Desde que o novo Censo mostrou que os evangélicos representam 26,9% da população com dez anos ou mais, surgiram muitas reportagens e análises tentando explicar o tal “crescimento mais lento” do grupo. A surpresa é compreensível: havia um discurso instalado há anos de que os evangélicos ultrapassariam em breve os católicos e se tornariam maioria. Mas talvez seja o caso de questionar menos o ritmo atual e mais a premissa dessas expectativas.
A narrativa da “inevitável maioria evangélica” não nasceu dos dados mais recentes, e sim de uma projeção linear que já circulava desde a década passada, segundo a qual bastaria extrapolar o crescimento acelerado de décadas anteriores para prever um país majoritariamente evangélico. Essas previsões foram absorvidas com facilidade pelo debate público e amplificadas pela presença crente nas redes sociais. Como mostrou a jornalista Anna Virginia Balloussier, o evangelicalismo brasileiro é altamente vocal e bem organizado nos ambientes digitais, o que reforça a percepção de um avanço irreversível. Mas um campo religioso mais presente nas redes não é necessariamente um campo em crescimento constante. O alcance simbólico não se confunde com força demográfica.
Na economia, a questão da formação de expectativas foi enfrentada com profundidade. Modelos clássicos de expectativas adaptativas, como os de Friedman, mostravam que agentes costumam projetar o futuro com base no comportamento recente das variáveis. Se algo cresce a uma certa taxa, a tendência intuitiva é supor que continuará a crescer assim. Já as críticas de Lucas e a teoria das expectativas racionais chamaram atenção para um problema: quando o ambiente institucional ou informacional muda, ou quando há resposta estratégica dos demais agentes, simplesmente prolongar o padrão passado gera previsões ruins. As expectativas precisam se ajustar.
No caso do crescimento evangélico no Brasil, o discurso de inevitabilidade nasceu exatamente de uma expectativa adaptativa mal calibrada. O forte crescimento de décadas anteriores — impulsionado pela urbanização e por um campo evangélico dinâmico — foi automaticamente extrapolado como tendência permanente. Só que o campo religioso é, por definição, sujeito a choques culturais, políticos e institucionais. Mesmo em fenômenos econômicos, trajetórias raramente se mantêm estáveis em contextos sociais complexos. No caso das religiões, isso é ainda mais verdadeiro: movimentos geram contra-movimentos, e instituições aprendem e reagem.

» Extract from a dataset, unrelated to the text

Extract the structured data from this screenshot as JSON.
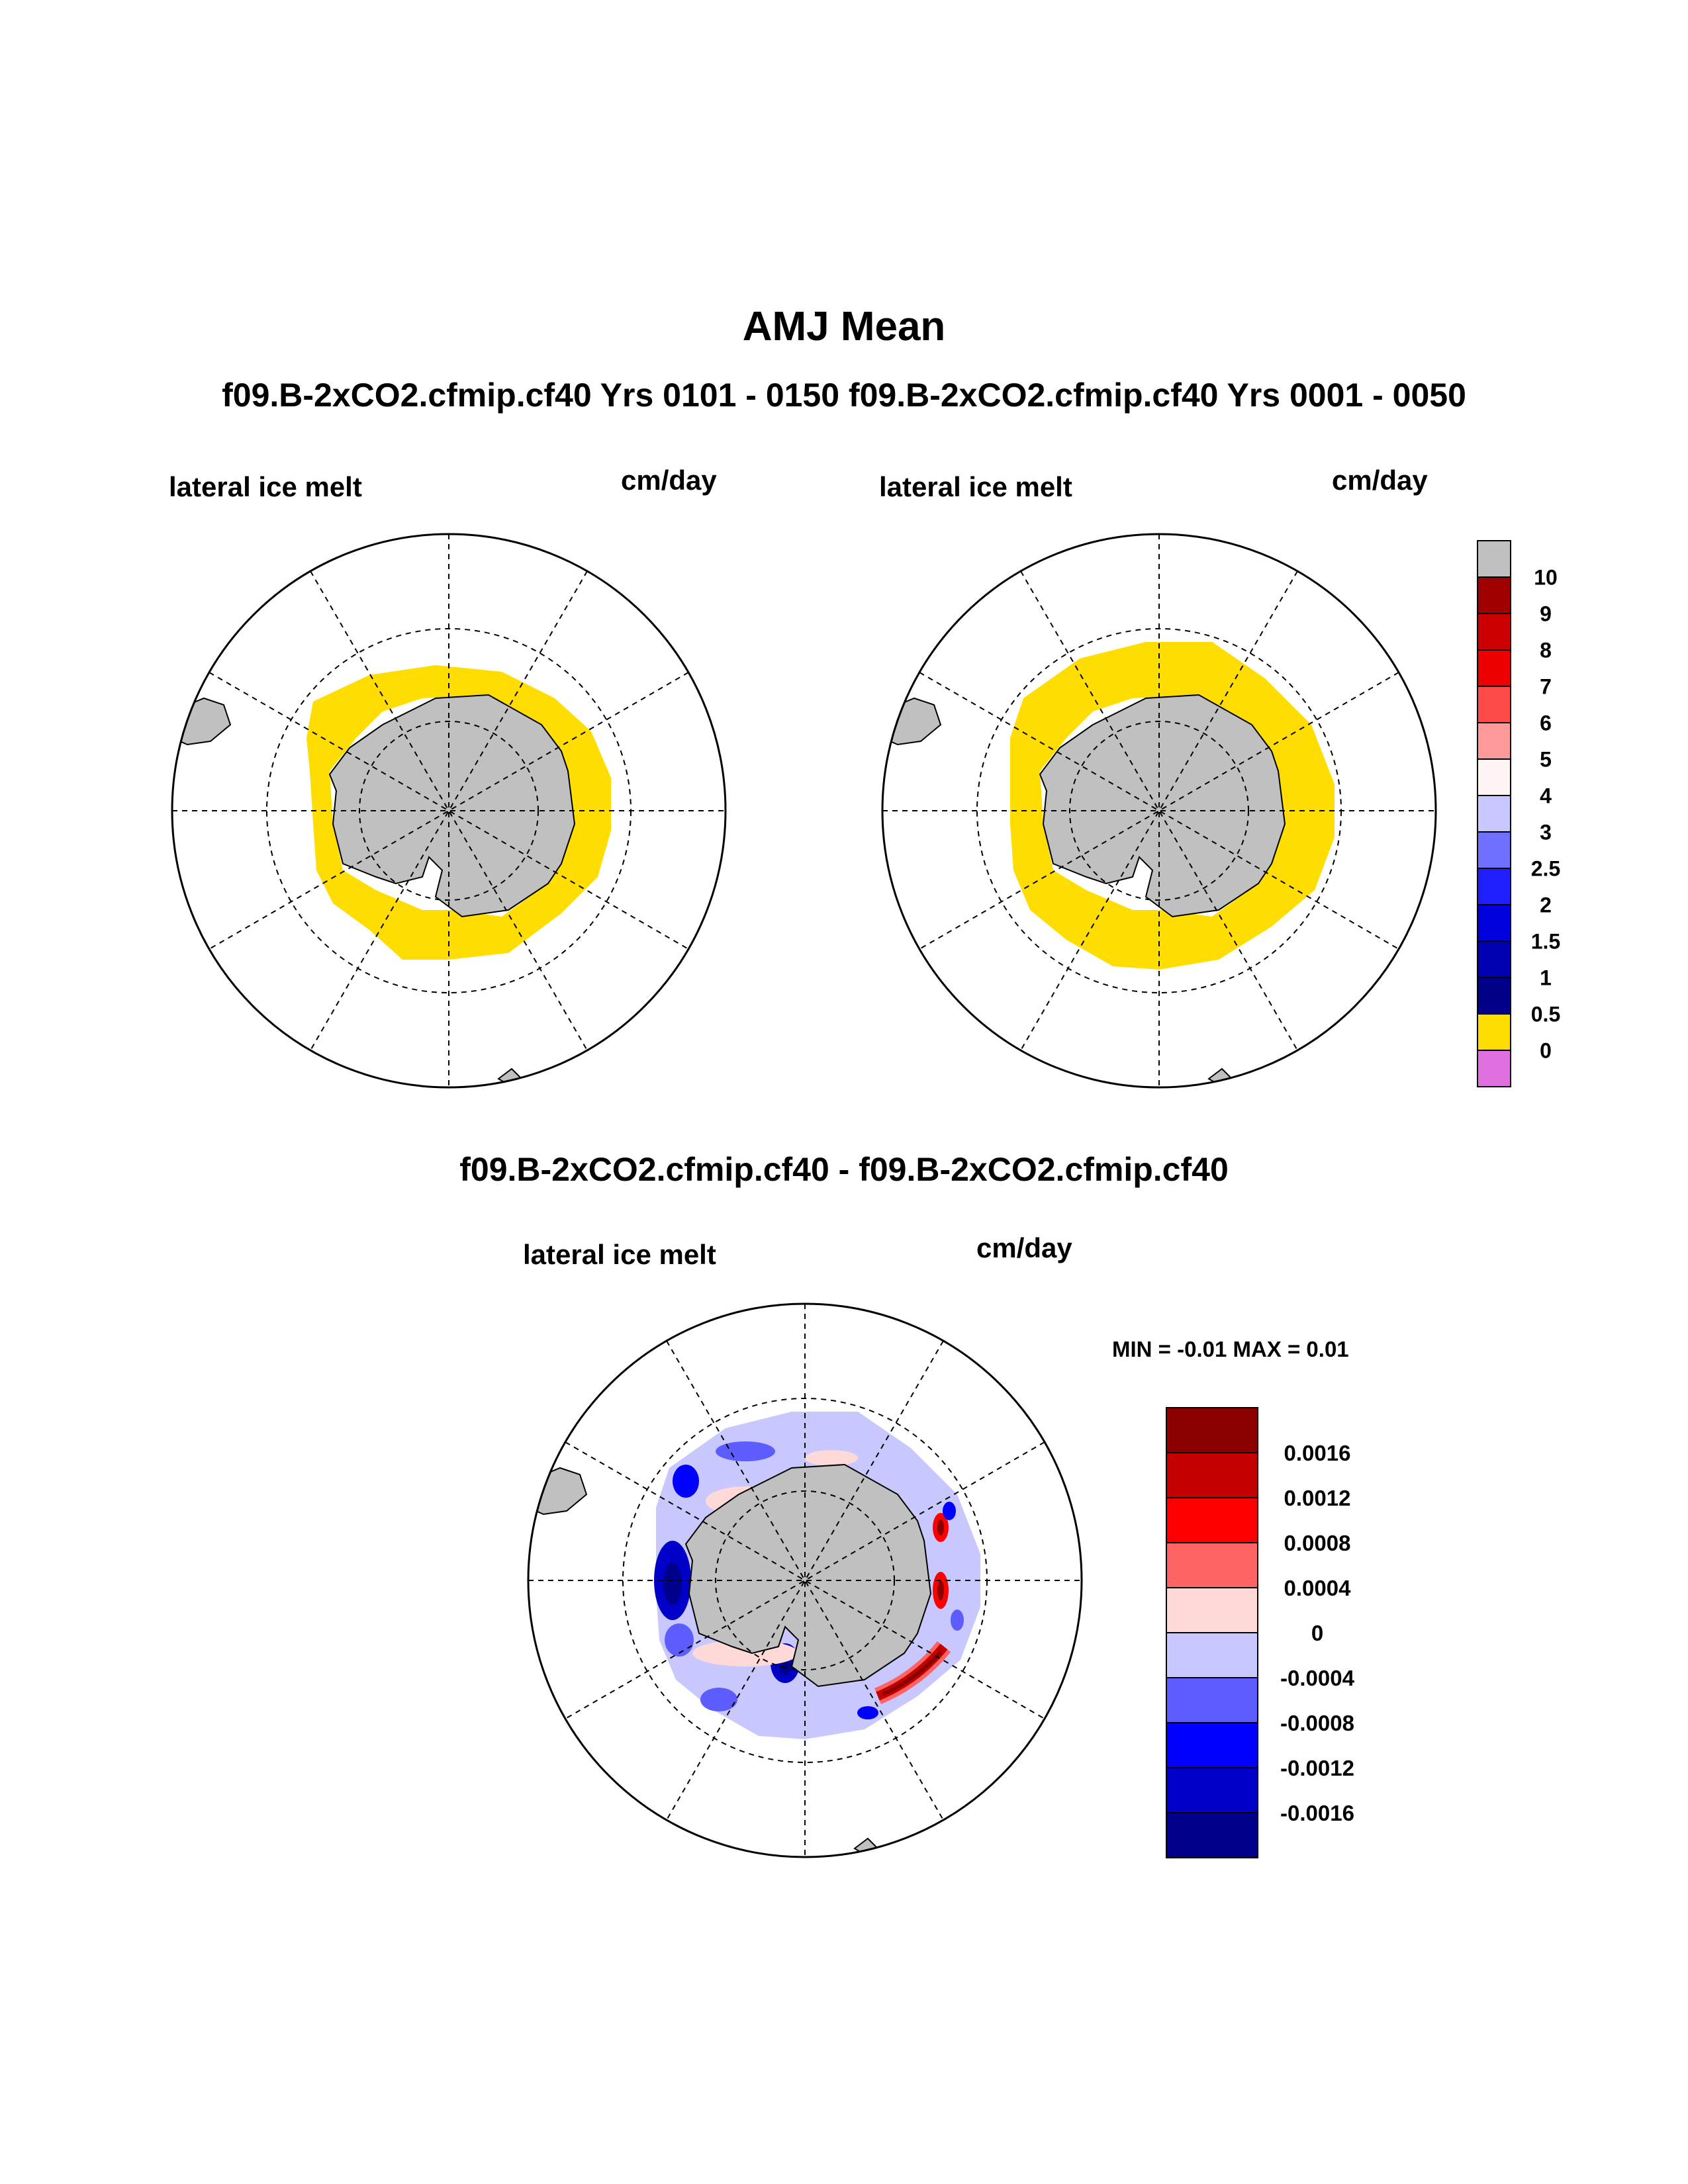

O que o Censo revelou, portanto, não foi uma reversão ou um freio repentino, mas um processo de acomodação natural. Paul Freston, sociólogo que há anos estuda o tema, defende justamente essa ideia: devemos esperar que o percentual de evangélicos tenda a se estabilizar em torno de um terço da população, algo que é consistente com padrões históricos e com a capacidade de resposta das instituições concorrentes. A história da Reforma oferece uma boa ilustração. Se o crescimento protestante europeu tivesse seguido seu impulso inicial de modo linear, o continente inteiro seria protestante hoje. Mas a Contra-Reforma católica reagiu, criou novas instituições e reconquistou terreno. É um lembrete de que instituições se adaptam e que movimentos sociais não evoluem em linha reta.
No caso brasileiro, o catolicismo também vem se reorganizando. Além disso, outros segmentos religiosos e a própria parcela dos sem religião também desempenham papéis relevantes. Tudo isso sugere um cenário de competição e adaptação, não de marcha unidirecional.
Por isso, antes de projetarmos novas datas para a suposta maioria evangélica, talvez devêssemos revisitar as bases das projeções passadas. Expectativas mal calibradas, quando amplificadas por discursos públicos e pelas redes, moldam percepções sociais e até influenciam decisões políticas. Um debate mais rigoroso sobre a trajetória da religião no Brasil começa por aí: com menos pressa em anunciar futuros inevitáveis e mais atenção ao que os dados e a história realmente nos dizem.